Bond-insurer woes may trigger more write-downs
Doubts on AAA ratings for Ambac, MBIA spark turmoil in muni bond market


By Alistair Barr, MarketWatch
Last update: 6:08 p.m. EST Jan. 18, 2008


SAN FRANCISCO (MarketWatch) -- Just when you thought it was over, trouble in the $2.3 trillion bond-insurance business could trigger another wave of big write-downs from banks and brokerage firms, experts said Friday.


'The destruction of the bond insurers would likely bring write-downs at major banks and financial institutions that would put current write-downs to shame.'
”” Tamara Kravec, Banc of America Securities



http://www.marketwatch.com/news/sto...-FB70-4304-B6B4-C444A554401C}&dist=TNMostRead
 

I think the Fed should be watching this film clip.....

http://www.cnbc.com/id/15840232?video=625421280&play=1

For once in his life, Cramer has an incredibly smart proposal to clean up the mess - instead of a 150 Bil tax cut plan that will result in increased retail sales and further fuel inflation, remove the bond insurers....... Seems pretty logical to me, any views here?????

Cheers
 
Hmmm.... perhaps an ASF fan , are we winning him over , the perma bull has turned , yeeehaaa , we must at least be getting close to a bottom or something else really baaaad is coming .

Now tell him to go lobby Hilary to open a new handcuff manufacturer to employ thousands of Americans . I think there should be bounties for Wall Street and underWall Street members still free . We've got nothing to cheer about either . Stuff the waste sites , build a massive gaol instead ......... somewhere around Woomera
 

Cramer makes it sound simple and effective however I think it raises a number of issues.

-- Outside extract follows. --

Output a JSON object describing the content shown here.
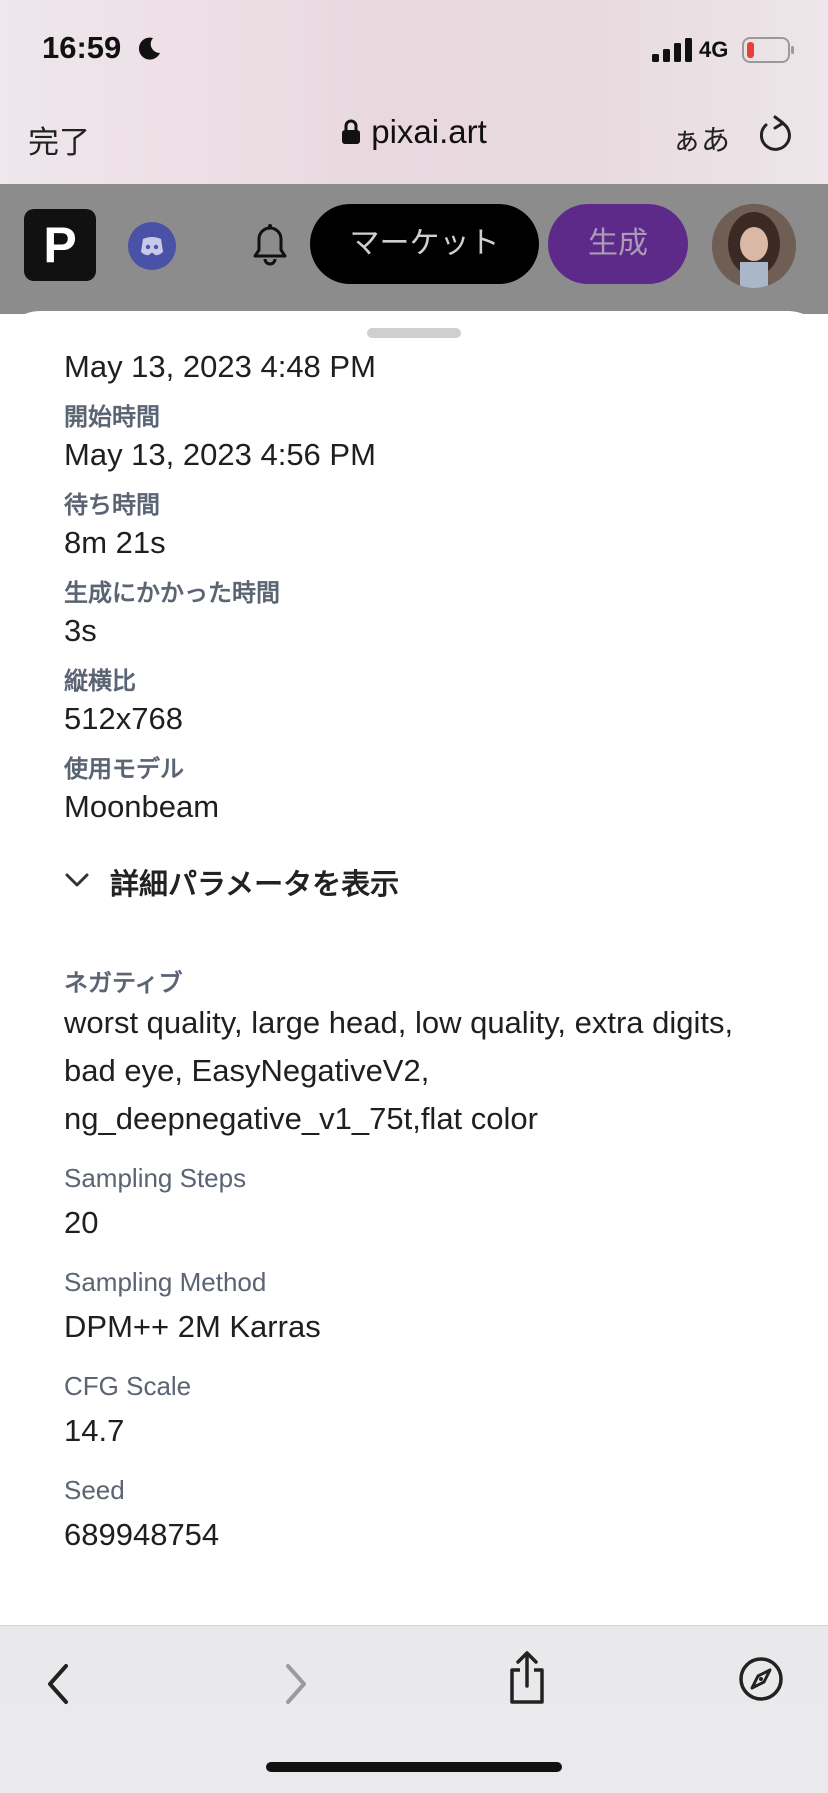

Firstly I think it's comparing apples to oranges by comparing the S&L /RTC bailout to today's mess. RTC was a depositors bailout but that's probably not the most important point.

It raises this whole idea of moral hazard, that these institutions are too big to fail. I find it amusing that these so-called free market capitalists want government intervention at the drop of a hat every-time something goes wrong.

But I have to confess my opinion is largely influenced by what I want to see happen. I actually want them to fail, and I want to see reverberations throughout the economy as a result. I want to see widespread panic and plunging stockmarkets. I also want to see institutions that employed floored business models punished for their greed and incompetence.